石俊顏頗是喜歡綠腰這機靈勁兒,果然見多了人來人往的姑娘眼神格外好使,什麽場合說什麽話,連教都不用教,她就知曉。
石俊顏點點頭,靠著綠腰進了小築,坐在葉華儂對麵。
葉華儂看著這個又醜又病還貪美色的無能太子,拔了拔桌上煨茶水的爐火,透幾分不屑:“不知殿下今日找臣女何事?”
殿下他咳一咳:“聽說你家中的生意出了問題?”
葉華儂放下拔火的火鉗,抬眼看他:“殿下耳目很是靈敏,連這也知曉。”
“不過是昨日想買個奴隸回去,沿路聽了些故事,咳咳……你雖不知好歹,看著就讓人惡心,但怎麽說也是我大隋之臣,大隋國的奴隸生意一直是你葉家在主持操控,現在有了問題我自當關心,咳咳。”他咳一咳,說一說。
葉華儂冷眼看著他:“殿下此話何意?”
“我那二哥,沒有幫你?”石俊顏拍拍綠腰的手,綠腰知冷知熱地給他端一杯茶。
不提石牧寒還好,一提起他葉華儂簡直想拂袖就走,石家一門,就沒一個好東西,個個都該如當年的石無雙一樣早早死掉才是!
“太子有話不妨直說,不必繞彎子。”葉華儂最大的毛病,便是耐不住性子,這毛病她從學院便有,但因著她地位不凡,脾性驕縱,竟沒有一個人敢提出讓她改正。

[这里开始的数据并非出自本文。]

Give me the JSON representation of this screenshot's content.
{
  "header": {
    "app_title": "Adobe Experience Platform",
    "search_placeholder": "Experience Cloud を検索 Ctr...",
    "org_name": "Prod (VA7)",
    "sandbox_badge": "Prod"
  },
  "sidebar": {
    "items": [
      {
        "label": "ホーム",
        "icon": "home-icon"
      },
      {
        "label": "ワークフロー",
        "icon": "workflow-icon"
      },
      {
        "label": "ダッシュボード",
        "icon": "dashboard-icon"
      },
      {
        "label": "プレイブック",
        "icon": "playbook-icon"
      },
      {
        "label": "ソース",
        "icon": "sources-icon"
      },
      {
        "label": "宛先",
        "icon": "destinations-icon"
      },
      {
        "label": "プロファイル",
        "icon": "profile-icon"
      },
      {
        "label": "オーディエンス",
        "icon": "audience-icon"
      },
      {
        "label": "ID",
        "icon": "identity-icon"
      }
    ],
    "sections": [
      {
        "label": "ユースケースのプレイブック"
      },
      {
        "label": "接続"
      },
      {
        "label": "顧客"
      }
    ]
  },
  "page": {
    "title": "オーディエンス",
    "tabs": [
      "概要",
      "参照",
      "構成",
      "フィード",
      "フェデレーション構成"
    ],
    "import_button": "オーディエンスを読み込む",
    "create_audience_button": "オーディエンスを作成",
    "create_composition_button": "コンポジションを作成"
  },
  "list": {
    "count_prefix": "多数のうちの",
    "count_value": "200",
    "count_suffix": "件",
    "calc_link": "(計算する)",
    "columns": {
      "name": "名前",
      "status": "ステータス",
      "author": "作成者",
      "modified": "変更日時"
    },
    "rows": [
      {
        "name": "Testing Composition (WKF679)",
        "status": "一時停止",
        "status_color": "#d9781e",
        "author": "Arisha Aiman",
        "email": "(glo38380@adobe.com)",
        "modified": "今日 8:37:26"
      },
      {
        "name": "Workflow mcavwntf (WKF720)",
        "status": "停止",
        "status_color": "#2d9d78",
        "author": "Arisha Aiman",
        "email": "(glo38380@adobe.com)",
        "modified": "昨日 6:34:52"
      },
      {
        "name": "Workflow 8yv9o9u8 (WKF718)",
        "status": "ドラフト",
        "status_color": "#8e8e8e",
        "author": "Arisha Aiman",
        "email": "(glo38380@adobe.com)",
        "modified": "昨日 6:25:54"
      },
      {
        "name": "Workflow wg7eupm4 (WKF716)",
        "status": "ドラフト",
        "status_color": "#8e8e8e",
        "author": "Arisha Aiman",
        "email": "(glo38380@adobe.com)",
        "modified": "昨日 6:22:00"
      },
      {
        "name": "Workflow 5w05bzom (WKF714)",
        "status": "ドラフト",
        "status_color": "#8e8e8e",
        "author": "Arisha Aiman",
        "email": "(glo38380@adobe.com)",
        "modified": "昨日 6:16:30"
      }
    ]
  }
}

石俊顏端著茶杯病怏怏地笑了笑,反倒是不急,慢慢品了口熱茶,把手放在綠腰的腰上,內心感歎著綠腰之名當真不是白叫,這一手的好腰,又細又韌。
感歎夠了石俊顏才咳著說:“我可以幫你把奴隸運到商夷,你再經過商夷運向後蜀等地。”
“你?”葉華儂滿目嘲笑,“太子殿下,話說得這麽大,便不怕閃了舌頭?”
石俊顏也不惱她這語氣,反正這麽多年來葉家的人都是這麽副作死的猖狂德性,他要是生氣早就被氣死了,他隻是道:“我好說是個太子,父皇又給了我極大的寵信,既然我二哥不願意幫你,我身為太子,自然不能眼看著大隋國這麽大筆生意就這麽廢了。”